TrafficConn defines a wrapper around net.Conn which calculates a traffic which was passed via this connection and reports on connection closing.

It calculates a number of bytes which were read and written (separately) and reports to a given events.EventChannel with events.TrafficMeta instance.

A closing is done once. So, you can make as much consequentive calls as you want. You are going to be reported only on a first one.

func (*TrafficConn) Close

func (t *TrafficConn) Close() error

Close requires to conform io.ReadWriteCloser interface.

func (*TrafficConn) Read

func (t *TrafficConn) Read(p []byte) (int, error)

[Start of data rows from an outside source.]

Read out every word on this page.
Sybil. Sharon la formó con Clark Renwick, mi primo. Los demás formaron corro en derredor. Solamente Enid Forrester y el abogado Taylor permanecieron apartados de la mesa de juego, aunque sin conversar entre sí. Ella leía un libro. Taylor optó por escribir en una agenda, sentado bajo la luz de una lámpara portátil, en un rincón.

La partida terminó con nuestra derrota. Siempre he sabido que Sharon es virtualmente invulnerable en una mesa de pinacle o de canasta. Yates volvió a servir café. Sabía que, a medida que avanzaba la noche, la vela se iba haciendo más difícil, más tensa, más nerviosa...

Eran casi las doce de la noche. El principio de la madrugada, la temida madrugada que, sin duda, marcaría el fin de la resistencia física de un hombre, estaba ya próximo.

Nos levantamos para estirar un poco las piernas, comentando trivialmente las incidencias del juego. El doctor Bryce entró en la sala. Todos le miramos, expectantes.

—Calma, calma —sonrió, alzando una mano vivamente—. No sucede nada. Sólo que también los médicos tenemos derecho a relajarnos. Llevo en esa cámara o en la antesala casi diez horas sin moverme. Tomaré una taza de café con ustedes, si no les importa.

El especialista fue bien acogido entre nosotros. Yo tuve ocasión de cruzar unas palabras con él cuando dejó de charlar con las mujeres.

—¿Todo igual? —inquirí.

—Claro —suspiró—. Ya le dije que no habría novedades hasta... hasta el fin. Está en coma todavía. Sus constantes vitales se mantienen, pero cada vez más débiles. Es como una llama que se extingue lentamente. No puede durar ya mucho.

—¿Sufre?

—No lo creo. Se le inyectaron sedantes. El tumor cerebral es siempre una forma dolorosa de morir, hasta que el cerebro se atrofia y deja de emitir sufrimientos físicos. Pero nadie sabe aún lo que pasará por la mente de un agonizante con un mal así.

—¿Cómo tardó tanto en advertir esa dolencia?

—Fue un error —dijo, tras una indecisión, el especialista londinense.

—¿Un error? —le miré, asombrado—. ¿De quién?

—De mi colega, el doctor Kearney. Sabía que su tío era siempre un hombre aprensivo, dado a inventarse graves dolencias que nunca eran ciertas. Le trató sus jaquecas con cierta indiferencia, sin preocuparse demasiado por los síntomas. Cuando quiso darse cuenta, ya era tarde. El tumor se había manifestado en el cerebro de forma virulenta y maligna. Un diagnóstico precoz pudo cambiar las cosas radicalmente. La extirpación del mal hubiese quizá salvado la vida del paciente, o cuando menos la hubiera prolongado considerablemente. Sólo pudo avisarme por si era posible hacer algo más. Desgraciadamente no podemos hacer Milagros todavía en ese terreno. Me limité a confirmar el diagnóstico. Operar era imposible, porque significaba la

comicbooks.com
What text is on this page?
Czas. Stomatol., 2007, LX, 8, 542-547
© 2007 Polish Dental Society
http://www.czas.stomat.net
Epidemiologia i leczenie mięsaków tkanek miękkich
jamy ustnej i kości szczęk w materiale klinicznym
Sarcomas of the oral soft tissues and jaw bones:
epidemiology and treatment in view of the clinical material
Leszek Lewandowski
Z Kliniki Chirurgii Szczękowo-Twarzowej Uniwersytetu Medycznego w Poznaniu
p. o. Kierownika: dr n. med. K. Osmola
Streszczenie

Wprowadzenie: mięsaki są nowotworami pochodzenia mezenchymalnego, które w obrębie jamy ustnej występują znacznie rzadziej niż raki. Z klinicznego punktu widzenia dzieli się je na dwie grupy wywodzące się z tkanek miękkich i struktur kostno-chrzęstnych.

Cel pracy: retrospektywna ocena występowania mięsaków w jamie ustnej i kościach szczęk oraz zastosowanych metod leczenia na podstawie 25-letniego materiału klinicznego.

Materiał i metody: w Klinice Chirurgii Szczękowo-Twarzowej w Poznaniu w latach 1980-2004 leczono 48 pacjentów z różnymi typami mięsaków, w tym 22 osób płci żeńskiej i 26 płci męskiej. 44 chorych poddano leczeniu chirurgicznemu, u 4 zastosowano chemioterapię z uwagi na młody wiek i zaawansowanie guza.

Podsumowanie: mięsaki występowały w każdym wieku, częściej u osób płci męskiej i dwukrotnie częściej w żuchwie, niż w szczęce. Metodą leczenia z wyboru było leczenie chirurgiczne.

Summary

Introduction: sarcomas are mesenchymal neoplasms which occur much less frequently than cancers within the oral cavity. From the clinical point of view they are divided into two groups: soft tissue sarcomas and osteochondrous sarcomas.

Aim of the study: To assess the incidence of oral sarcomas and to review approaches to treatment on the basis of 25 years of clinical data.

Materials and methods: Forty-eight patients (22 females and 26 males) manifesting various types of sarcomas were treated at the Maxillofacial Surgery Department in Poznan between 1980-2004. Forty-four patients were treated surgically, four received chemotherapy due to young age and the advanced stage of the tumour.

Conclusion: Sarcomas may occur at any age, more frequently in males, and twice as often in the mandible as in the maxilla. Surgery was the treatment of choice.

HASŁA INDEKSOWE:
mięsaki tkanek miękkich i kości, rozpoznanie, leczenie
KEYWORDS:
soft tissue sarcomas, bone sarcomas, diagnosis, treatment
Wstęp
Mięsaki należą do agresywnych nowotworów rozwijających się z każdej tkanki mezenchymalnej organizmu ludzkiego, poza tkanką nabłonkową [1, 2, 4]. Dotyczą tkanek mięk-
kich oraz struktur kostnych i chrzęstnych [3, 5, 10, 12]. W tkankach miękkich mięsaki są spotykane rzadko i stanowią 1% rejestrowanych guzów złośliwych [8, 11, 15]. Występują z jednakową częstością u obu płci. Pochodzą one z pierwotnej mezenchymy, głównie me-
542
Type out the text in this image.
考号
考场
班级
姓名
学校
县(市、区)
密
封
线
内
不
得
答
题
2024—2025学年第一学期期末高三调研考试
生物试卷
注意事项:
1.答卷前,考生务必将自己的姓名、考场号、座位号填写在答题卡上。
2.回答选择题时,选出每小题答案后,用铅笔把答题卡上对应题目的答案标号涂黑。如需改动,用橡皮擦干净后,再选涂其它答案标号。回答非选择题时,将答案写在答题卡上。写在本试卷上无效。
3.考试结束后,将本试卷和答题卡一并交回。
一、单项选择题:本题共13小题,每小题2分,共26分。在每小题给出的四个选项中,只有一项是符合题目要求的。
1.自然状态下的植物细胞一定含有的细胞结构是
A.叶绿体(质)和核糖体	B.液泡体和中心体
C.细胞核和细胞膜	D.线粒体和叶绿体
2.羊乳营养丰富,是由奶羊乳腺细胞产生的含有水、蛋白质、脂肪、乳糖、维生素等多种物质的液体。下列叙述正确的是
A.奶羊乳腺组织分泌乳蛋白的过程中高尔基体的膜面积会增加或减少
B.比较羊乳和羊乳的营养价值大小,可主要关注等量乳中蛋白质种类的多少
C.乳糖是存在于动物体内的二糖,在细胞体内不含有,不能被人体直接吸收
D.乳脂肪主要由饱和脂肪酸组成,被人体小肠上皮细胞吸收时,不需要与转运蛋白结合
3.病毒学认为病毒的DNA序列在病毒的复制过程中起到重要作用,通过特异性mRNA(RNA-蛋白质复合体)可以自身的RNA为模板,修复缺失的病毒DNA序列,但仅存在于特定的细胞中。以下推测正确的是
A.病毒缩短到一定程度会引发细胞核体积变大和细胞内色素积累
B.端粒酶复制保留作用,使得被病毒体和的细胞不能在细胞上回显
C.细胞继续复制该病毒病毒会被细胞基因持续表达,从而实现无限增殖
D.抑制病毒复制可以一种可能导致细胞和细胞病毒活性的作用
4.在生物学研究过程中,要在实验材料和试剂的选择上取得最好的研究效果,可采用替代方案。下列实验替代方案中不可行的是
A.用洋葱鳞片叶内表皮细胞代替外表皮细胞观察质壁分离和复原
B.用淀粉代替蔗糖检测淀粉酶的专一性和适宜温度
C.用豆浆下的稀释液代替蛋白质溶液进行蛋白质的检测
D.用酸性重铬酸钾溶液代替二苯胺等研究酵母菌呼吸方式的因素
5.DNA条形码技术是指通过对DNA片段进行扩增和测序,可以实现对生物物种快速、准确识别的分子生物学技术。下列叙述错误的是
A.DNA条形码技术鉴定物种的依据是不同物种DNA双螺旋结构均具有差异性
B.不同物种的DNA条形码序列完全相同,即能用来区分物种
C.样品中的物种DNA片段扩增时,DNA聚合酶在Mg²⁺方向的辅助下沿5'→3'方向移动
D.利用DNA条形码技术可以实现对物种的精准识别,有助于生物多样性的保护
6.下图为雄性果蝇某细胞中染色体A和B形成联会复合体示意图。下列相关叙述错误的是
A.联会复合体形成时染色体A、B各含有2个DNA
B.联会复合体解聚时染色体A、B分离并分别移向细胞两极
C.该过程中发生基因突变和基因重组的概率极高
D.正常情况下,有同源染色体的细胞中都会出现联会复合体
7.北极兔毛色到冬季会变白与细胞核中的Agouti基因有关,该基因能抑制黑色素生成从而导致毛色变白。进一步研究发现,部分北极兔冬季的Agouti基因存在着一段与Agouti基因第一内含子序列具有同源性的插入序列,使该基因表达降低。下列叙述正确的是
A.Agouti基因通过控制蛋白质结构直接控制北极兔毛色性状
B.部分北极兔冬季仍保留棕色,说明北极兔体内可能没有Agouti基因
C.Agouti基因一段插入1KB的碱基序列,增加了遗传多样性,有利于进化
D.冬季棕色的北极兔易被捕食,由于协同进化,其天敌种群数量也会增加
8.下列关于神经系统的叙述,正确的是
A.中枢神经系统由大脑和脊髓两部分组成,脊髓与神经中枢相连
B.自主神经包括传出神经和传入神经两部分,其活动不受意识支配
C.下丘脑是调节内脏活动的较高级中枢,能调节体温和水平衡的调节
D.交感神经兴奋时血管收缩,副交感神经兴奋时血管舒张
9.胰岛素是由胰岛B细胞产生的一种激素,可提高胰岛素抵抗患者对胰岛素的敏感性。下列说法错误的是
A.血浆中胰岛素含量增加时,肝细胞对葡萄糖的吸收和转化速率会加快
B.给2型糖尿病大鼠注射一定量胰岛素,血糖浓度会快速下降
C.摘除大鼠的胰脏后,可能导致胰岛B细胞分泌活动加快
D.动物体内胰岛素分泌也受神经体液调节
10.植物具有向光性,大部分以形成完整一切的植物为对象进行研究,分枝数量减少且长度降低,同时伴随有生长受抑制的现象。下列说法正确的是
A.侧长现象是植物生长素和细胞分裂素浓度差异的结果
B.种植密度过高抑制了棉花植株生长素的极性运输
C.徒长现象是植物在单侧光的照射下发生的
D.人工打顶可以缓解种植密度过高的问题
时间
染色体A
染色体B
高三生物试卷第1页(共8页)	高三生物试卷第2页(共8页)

Read requires to conform io.ReadWriteCloser interface.

func (*TrafficConn) Write

func (t *TrafficConn) Write(p []byte) (int, error)

Write requires to conform io.ReadWriteCloser interface.

type UnreadConn

type UnreadConn struct {
	net.Conn
	// contains filtered or unexported fields
}

UnreadConn can 'unread' bytes which were already read from the connection. It has 3 modes: exploring, unreading and sealed.

By default UnreadConn starts in exploring mode. Each byte which is read from underlying conn is stored in a buffer.

When you tranfer UnreadConn into unreading mode, it flushes this internal buffer first and continue to read from the connection. Effectively it means that you re-read same bytes.

Sealed means that internal buffer is flushed and we read from the connection directly.

func NewUnreadConn

func NewUnreadConn(conn net.Conn) *UnreadConn

NewUnreadConn creates a new UnreadConn based on given net.Conn instance.

func (*UnreadConn) Read

func (u *UnreadConn) Read(p []byte) (int, error)

Read to conform io.Reader interface.

func (*UnreadConn) Seal

func (u *UnreadConn) Seal()

Seal transitions UnreadConn into 'sealed' state.

func (*UnreadConn) Unread

func (u *UnreadConn) Unread()

Unread transitions UnreadConn into 'unreading' state.